Have you considered MIDI rings like the Genki Wave or the Enhancia Neova?

One of the earliest was the “Hot Hand”, which turn up secondhand. I think I tried strapping one of those to a controller once though I can’t remember how successful it was.

The Glover software for the gloves, now available separately, apparently has support for Micro:Bit which might be interesting to look at.

Admittedly, none of these are especially cheap. I’m sure it would be possible to rig something up with a Teensy and an accelerometer as you suggest…


Here’s a couple of tilting DIY projects that might provide inspiration…

1 Like

Thanks for the links and for sparking some ideas. Levering the stuff could save a lot of time. I’ve seen the Enhancia ring before, they have some cool videos of people trying the product out at NAMM. I can’t reconcile the price point of it though, if it were $300 cheaper I’d have one.

With the ring form factor, I’ve only seen people use them on a flat keyboarding surface. So I wonder if you’re playing a strapped on instrument if they’d still behave well with movements relative to an instrument plane that isn’t orthogonal to gravity.
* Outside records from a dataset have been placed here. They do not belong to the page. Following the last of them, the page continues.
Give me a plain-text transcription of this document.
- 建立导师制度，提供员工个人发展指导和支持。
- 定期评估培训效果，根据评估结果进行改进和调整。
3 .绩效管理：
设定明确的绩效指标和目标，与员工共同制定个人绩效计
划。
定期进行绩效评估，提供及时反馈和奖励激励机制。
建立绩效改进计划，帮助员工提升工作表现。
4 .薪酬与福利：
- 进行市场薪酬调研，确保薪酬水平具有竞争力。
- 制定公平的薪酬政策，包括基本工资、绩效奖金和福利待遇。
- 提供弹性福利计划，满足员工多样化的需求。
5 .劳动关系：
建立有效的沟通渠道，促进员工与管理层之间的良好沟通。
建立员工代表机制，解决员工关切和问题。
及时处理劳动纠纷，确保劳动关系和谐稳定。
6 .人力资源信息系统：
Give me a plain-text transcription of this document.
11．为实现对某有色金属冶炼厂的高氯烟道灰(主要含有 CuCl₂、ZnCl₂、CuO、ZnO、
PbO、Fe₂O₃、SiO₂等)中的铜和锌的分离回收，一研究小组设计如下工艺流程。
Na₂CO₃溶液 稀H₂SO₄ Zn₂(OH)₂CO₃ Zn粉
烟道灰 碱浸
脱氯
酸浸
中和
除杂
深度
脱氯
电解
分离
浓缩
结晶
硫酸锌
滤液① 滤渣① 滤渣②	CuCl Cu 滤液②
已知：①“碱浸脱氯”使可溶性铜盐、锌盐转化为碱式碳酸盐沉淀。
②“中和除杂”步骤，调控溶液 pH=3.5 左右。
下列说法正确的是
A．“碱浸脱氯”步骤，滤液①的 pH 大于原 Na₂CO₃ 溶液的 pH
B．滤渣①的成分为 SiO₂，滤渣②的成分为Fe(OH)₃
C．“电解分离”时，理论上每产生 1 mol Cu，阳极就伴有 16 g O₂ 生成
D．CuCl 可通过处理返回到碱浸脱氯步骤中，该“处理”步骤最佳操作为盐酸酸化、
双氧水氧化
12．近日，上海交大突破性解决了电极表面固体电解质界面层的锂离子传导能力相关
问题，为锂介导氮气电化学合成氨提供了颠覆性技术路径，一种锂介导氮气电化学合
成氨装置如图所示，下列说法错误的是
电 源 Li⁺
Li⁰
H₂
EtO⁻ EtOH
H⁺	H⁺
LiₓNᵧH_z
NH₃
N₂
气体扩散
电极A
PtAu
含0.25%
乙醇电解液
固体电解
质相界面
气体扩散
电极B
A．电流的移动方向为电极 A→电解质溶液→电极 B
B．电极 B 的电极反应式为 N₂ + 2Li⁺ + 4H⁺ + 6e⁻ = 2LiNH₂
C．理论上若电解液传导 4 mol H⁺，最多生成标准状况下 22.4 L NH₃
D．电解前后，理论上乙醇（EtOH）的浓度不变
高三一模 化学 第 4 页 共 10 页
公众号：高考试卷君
I’ve got a couple arduino unos in my junk bin, I might have to see what I can hack together one of these weekends.

if you’re into eurorack perhaps have a ook at 2.4 sink

one of the better implementations Ive seen, and Ive considered a few times…
however, I have my doubts…

Ive tried things with gyro/accel in them, to ‘augment’, and after the inital fun - didnt really find it that appealing.
I think the issue is perhaps
a) not much precision, generally its all larger gestures
b) not much control, when you dont want to trigger it, you now have to be static.

of course, this things could be ‘programmed’ around, if you really want to get into it.
(e.g. things like latching controls, multile gestures)
but the general ‘waving things around’ , I think is pretty limited…
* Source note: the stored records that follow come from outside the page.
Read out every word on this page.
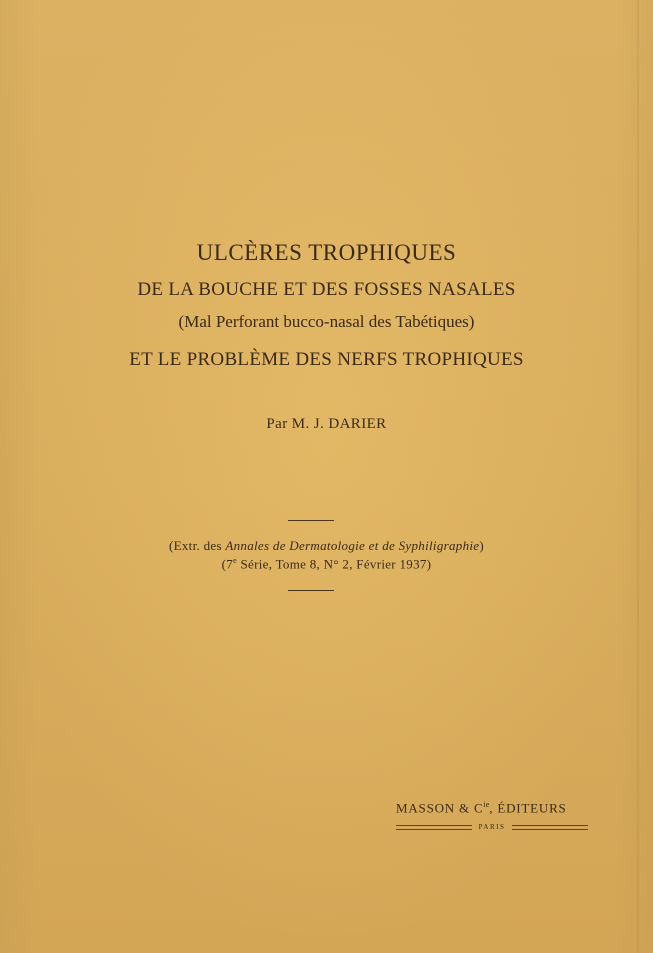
ULCÈRES TROPHIQUES
DE LA BOUCHE ET DES FOSSES NASALES
(Mal Perforant bucco-nasal des Tabétiques)
ET LE PROBLÈME DES NERFS TROPHIQUES
Par M. J. DARIER
(Extr. des Annales de Dermatologie et de Syphiligraphie)
(7e Série, Tome 8, N° 2, Février 1937)
MASSON & $C^{ie}$, ÉDITEURS
PARIS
not that Im against it… I just think its quite involved to make it useful (*)
I’ve lost count the number of times Ive considered buying a theremin :wink:

( * ) great respect for Mimu gloves, they have done exactly this by combining with proximity/flex sensors… so take it from movement/orientation, to real gesture control.
even then , my favourites uses of these has been with dancers rather than musicians (even though I love Imogen) - its just to natural to connect a dancers (attractive) movements to visuals and sounds.

1 Like

>I’ve lost count the number of times Ive considered buying a theremin

You should, people always love a bit of theremin.

I’m a big fan of gestural controllers. Mostly the focus has been on modulation; there have been very few instruments for playing notes gesturally. The theremin was the original and best. I’ve just completed an Airpiano clone called the Aetherharp which I’m pleased with (collaborative project)…
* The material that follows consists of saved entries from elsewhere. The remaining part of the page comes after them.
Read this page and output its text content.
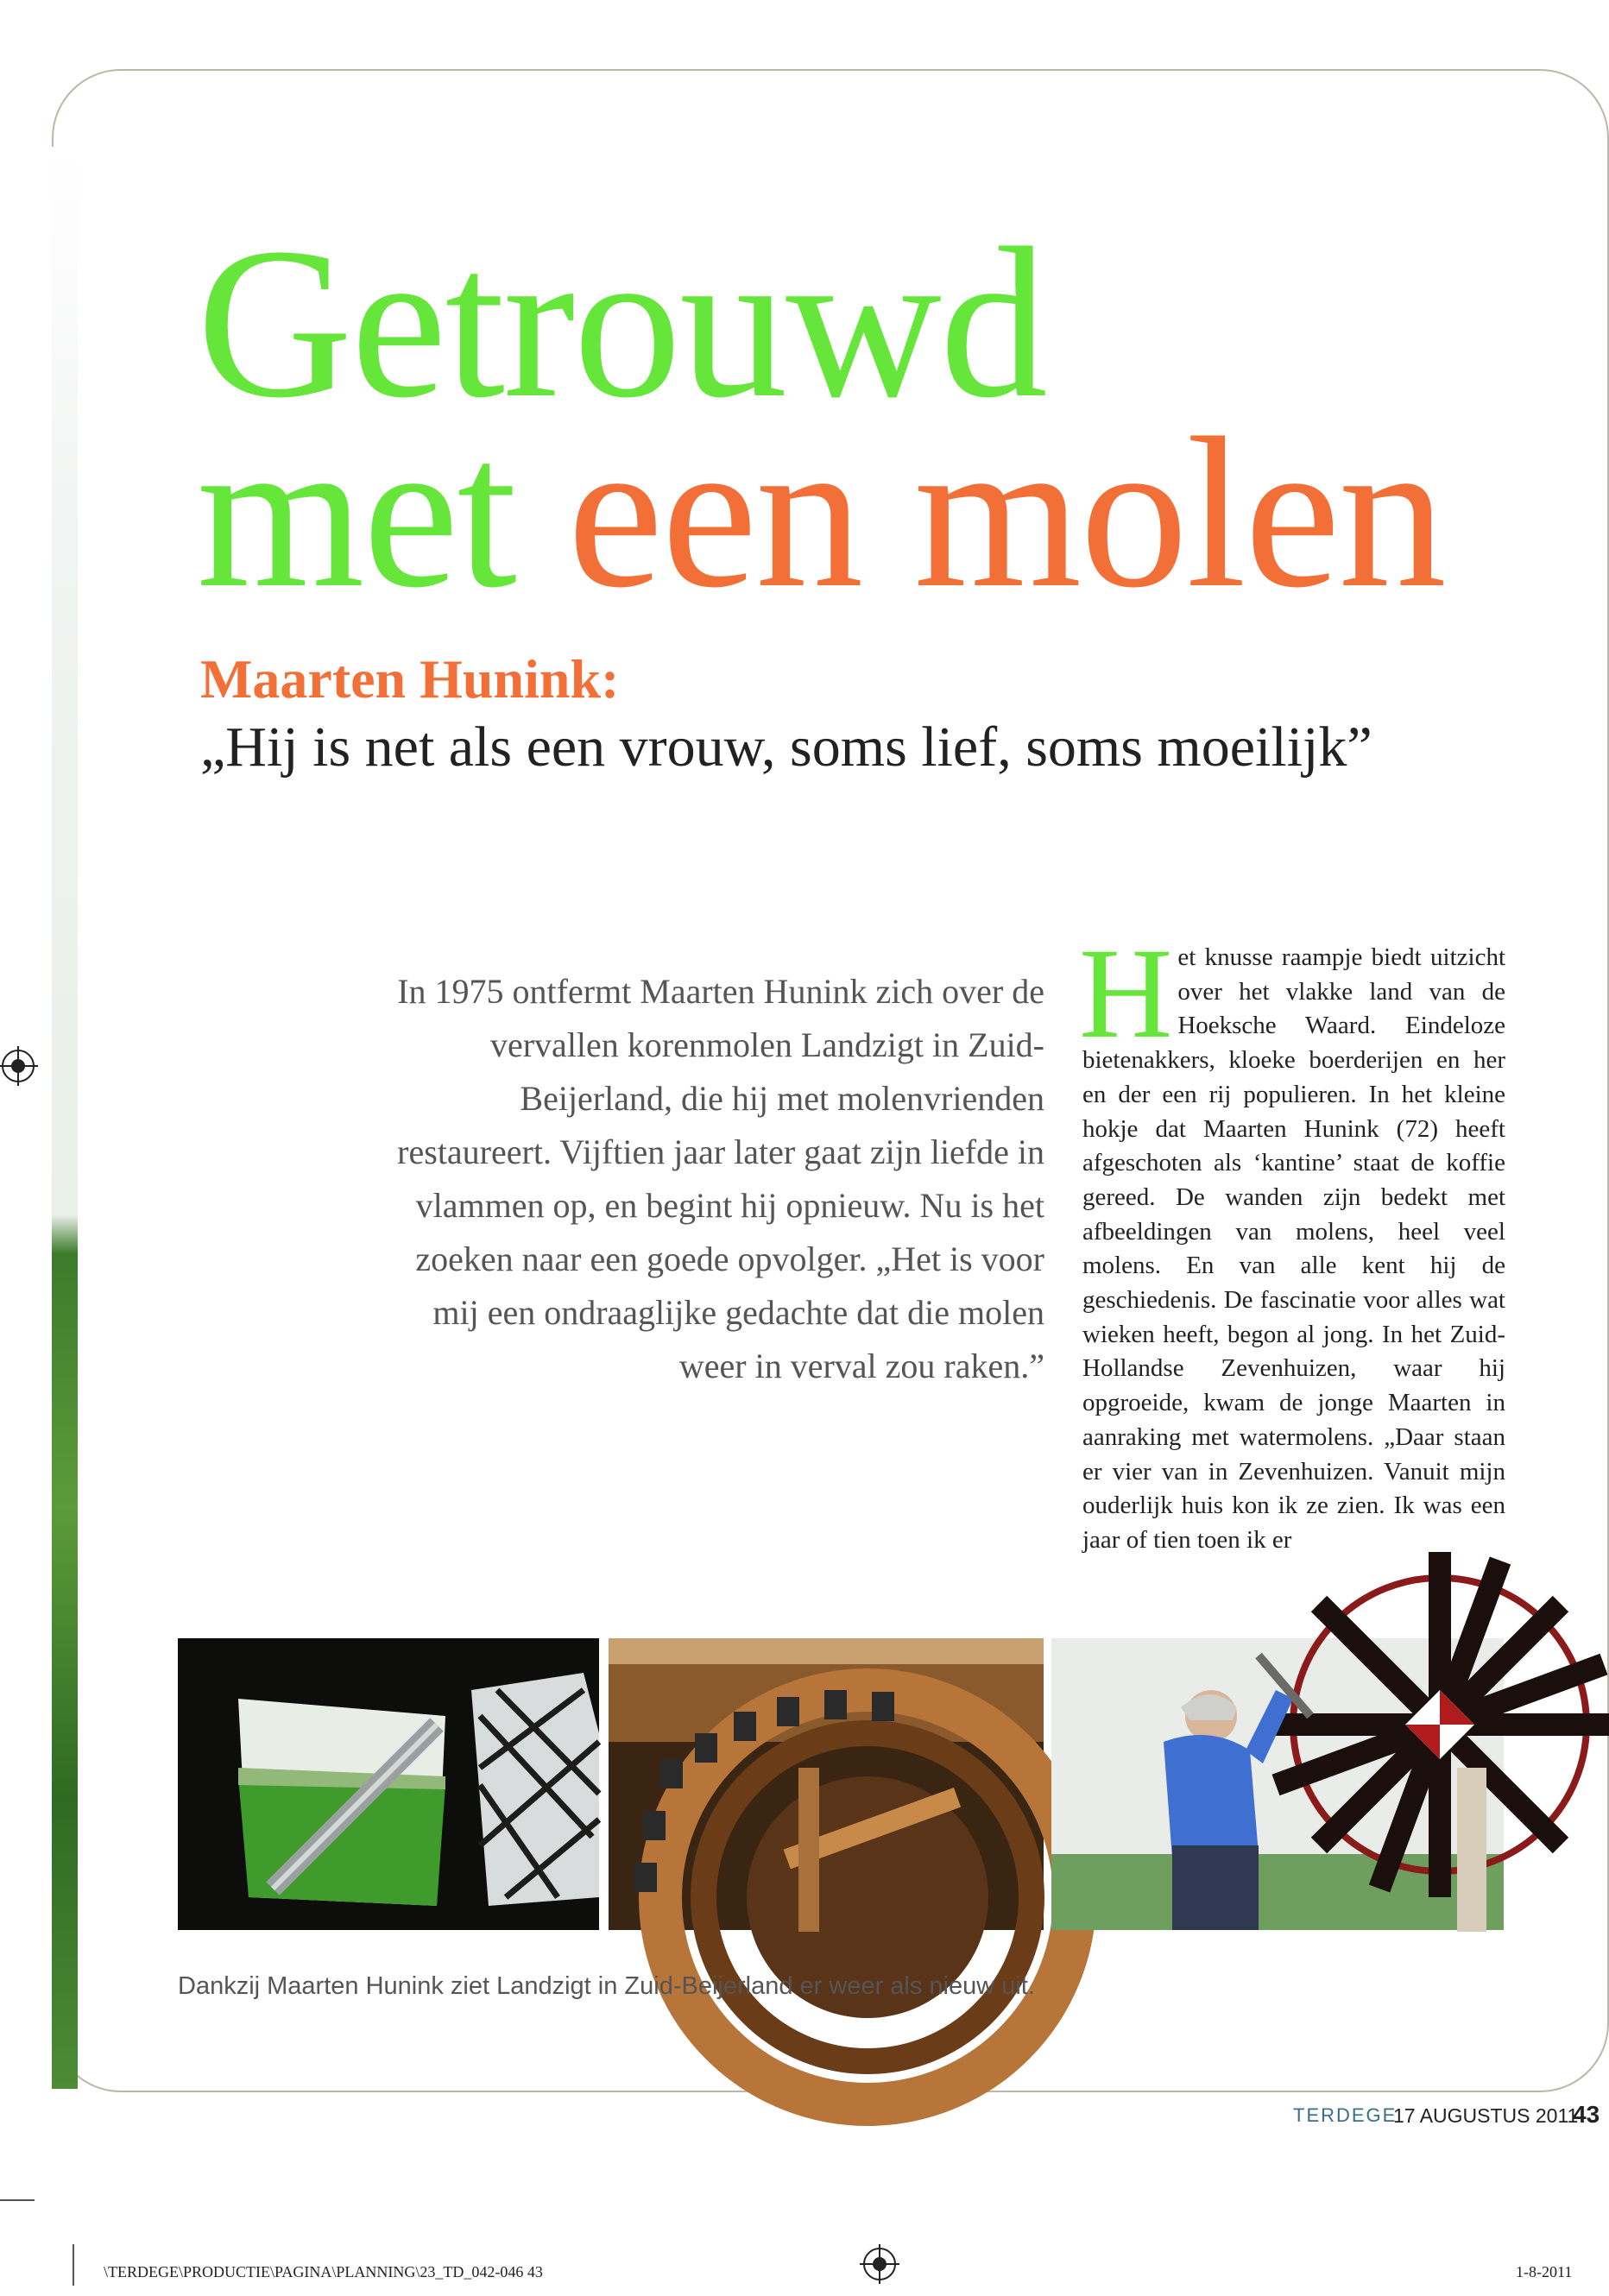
Getrouwd
met een molen
Maarten Hunink:
„Hij is net als een vrouw, soms lief, soms moeilijk”

In 1975 ontfermt Maarten Hunink zich over de vervallen korenmolen Landzigt in Zuid-Beijerland, die hij met molenvrienden restaureert. Vijftien jaar later gaat zijn liefde in vlammen op, en begint hij opnieuw. Nu is het zoeken naar een goede opvolger. „Het is voor mij een ondraaglijke gedachte dat die molen weer in verval zou raken.”

Het knusse raampje biedt uitzicht over het vlakke land van de Hoeksche Waard. Eindeloze bietenakkers, kloeke boerderijen en her en der een rij populieren. In het kleine hokje dat Maarten Hunink (72) heeft afgeschoten als ‘kantine’ staat de koffie gereed. De wanden zijn bedekt met afbeeldingen van molens, heel veel molens. En van alle kent hij de geschiedenis. De fascinatie voor alles wat wieken heeft, begon al jong. In het Zuid-Hollandse Zevenhuizen, waar hij opgroeide, kwam de jonge Maarten in aanraking met watermolens. „Daar staan er vier van in Zevenhuizen. Vanuit mijn ouderlijk huis kon ik ze zien. Ik was een jaar of tien toen ik er
Dankzij Maarten Hunink ziet Landzigt in Zuid-Beijerland er weer als nieuw uit.
TERDEGE
17 AUGUSTUS 2011
43
\TERDEGE\PRODUCTIE\PAGINA\PLANNING\23_TD_042-046 43	1-8-2011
…and for the first time I’m seriously considering getting one of those MIDI rings. It would be perfect for this.


PS If you’re still wondering about the theremin, behold the Claravox promo.

1 Like

(…and this is Jo Hamilton with the Airpiano at its best…)


Absolutely. Coming from the gamedev world, I’ve seen a lot of really bad accelerometer implementations, but most of those were from the era where we only had an accelerometer on the device. Today, with the whole accelerometer/gyro/magnetometer implementations, we have the ability to measure the absolute rotation of the sensor. And doing some digging on the Enhancia, I do see that it has a gyroscope.

I’m imagining a sensor mounted on an instrument so that the axis of the sensor is aligned to the axis of the instrument. Then have a trigger button you can press and hold that would mark the current rotation as a reference point and proceed to spit out relative values to that initial reference point (like taring a scale) until the button is released. And then only apply effects while that trigger button is being held.

I know on my phone when I’m using absolute position AR apps, I often have to calibrate the sensor at the start of the day by doing figure eights with the phone. Not sure how practical doing figure eights with an instrument would be… :joy:, going to have to figure that one out.

1 Like

ooh, that airpiano is very cool @BJG145 :slight_smile:

… yeah, Ive seen lots of the Theremin, including Carolina Eyck playing at Superbooth.
I just have to be honest with myself, and think… would I put the time in to learn to play it !

as I said, I really like the idea of gestural control - and very interested in how your ideas develop @melodic_malloc

Perhaps you could ask Milton Villeda for advice. He built the M!lTone:
This is based on an ATMega1284P and sensors that as far as I remember when I chatted with him cost $30 per piece. It’s based on distance sensors, not sure whether it also comes with an accelerometer.
In the past he also sold DIY sets of the M!lTone (so, sensors+board) and the firmware is open source.
Thus might be a good starting point? Also comes with an integrated synth engine as a bonus :slight_smile:

1 Like

Yepp, theremin is cool!
Was also contemplating about getting one. But in the end having a theremin is like having a violin. It is only the start of a looong journey :slight_smile:

yeah, that was my feeling too…

that said, I did search and found this


so… do you read this as 2 hours to learn a scale… or 2 hours with perfect pitch, body control - and a few months for the rest of us :wink:

still tempting … but lots of other things to play with first i suspect !


It’s an art to play to concert level, but it’s not that hard to play to a fun level if you have reasonable coordination and a sense of pitch. I think you’d soon pick it up, but if in doubt, wait for the Behremin. :wink:

(For deeper wallets, the Theresyn could be fun if you want something new.)

1 Like

…for my own part, I would have to admit that the image…


…exceeds the reality. :grin:

1 Like

Well, damn.

I don’t think I’d ever want to tape a midi ring on my controller, but integrating a full-on mannequin hand to wear the ring for me? I’m suddenly obsessed with the idea.

I guess I’m not as excited about the fine gestural control, but something as coarse as “face different directions to control different synths” sounds very appealing.

Re: theremin, I actually took a workshop w/ Carolina Eyck. She’s got things down to a very learnable system, but the instrument really does require your full attention. You can’t reach for another instrument and come back to it without stopping to recalibrate. Plus, reaching for anything is going to make it go very loud on you (the volume signal is inverted from what I thought).

Mezerg gets good mileage out of his as a multi-instrumentalist, by just using the CV outs and not even bothering with pitch.

But I feel like Leap Motion is a better solution, if that’s the goal.

(I mean, two IR sensors and an Arduino can can get you there cheaper. But it is a good use case for the Behremin.)

1 Like

I suppose this probably ties in here.

(Their pitch video isn’t especially appealing, but there is at least a lot of scripting potential. And really, it’s a great “volume hand” accessory for theremin players.)

1 Like

That looks quite interesting for $89. Similar to GripBeats.

The Enhancia Neova ring looks one of the most stylish of these, but £360 is way too much.

I’m starting to think like the OP now, that it might be interesting to try and make something. If everyone else is doing it, how difficult can it be. :wink:

Have you seen It’s like for infants.

It sounds like it’s been discontinued now.

It interfaces with the Glover software via its microbit.

1 Like

$96 now. ($89 was a launch day special)

Still, $7 difference isn’t too drastic.

Boy, lots of interesting glove style products out there, way more than I was imagining there would be a market for. The micro:bit stuff certainly looks attractive. The more I mull this over, the more inclined I am to get some velcro and an android device from my electronics graveyard for some rapid prototyping. Just a bit more mulling needed to decide on frameworks.